Il doit tout d’abord écarter le voile épais de l’intellect puis réduire le moi au plus religieux silence s’il veut qu’au foyer de son être se fasse entendre le murmure de la voix souveraine, que la parole de vérité soit proférée.
L’individualité doit tout d’abord s’effacer devant l’Impersonnel. Ainsi le poète s’éveillera-t-il au monde du Logos – ou Dieu manifesté par la parole – dont il est le témoin et l’instrument.
La poésie est art de l’Unité et il faut aller quérir celle-ci à sa source incréée. Alors le poème exprimera un aspect du divin.
Ce Verbe natif est manifestation du Soi qui, dans l’homme, est un principe permanent nullement séparé du Soi primordial ou Soi-racine se tenant au cœur du macrocosme.
Le poète a conscience que cette prononciation mystique se différencie très nettement d’un réflexe provenant des zones claires ou obscures de sa propre pensée. Éclair de la transcendance, c’est une insinuation inéluctable qui se diffuse dans son moi et ira d’ailleurs jusqu’à le modifier graduellement et en profondeur.
Cependant, il ne s’agit point là d’un dire tyranniquement imposé dont il faudrait être l’esclave. L’artiste est un démiurge. Un peu de l’infinie liberté du Principe lui a été dévolue. La possibilité demeure pour lui de donner forme et structure, par des opérations délicates et quelquefois longues, à ce feu philosophal qu’il a recueilli à l’état naturel.
Restituer le mieux possible les inflexions et le rythme de la voix mystique, incarner l’idée qu’elle exprime dans de vivantes images tendant à faire saisir l’insaisissable, « précipiter », clarifier, intensifier cette vibration parfois si ténue, si difficile à capter et à traduire, telles sont quelques-unes des phases de l’alchimie poétique.
Mais il faut aussi que le poète sache provoquer l’inspiration, car il ne reçoit spontanément qu’à de bien trop rares instants l’influx verbal issu de la Présence infinie.
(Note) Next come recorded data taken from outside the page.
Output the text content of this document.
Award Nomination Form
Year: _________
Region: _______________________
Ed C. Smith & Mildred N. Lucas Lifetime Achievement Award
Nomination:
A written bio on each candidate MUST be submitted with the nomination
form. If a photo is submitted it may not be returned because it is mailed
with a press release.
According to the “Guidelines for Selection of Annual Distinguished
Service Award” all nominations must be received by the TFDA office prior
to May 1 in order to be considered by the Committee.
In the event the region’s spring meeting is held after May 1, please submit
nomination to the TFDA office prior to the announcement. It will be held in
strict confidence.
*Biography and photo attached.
Il est donc indispensable qu’il entreprenne un voyage initiatique, qu’il s’achemine par degrés et au prix de ses seuls efforts à travers les contrées intérieures, en direction du point focal de l’être où rayonne l’étincelle divine enfouie dans toute individualité et où, par conséquent, jaillissent les sources du Logos.
Pour se préparer à cette quête, le poète peut, selon ses impulsions, soit cultiver un état de transe d’une grande réceptivité et d’une parfaite fluidité, soit aiguiser, par un travail lucide et obstiné, la fine pointe de l’attention. Ainsi, il fera éclater les limites de la conscience, il ouvrira un pertuis dans la muraille qui le sépare des terræ incognitæ de l’inconscient.
Dès lors, à la faveur du silence intérieur et de la nuit mentale, le poète va commencer à parcourir les cavernes de son être pour y rechercher la Parole perdue.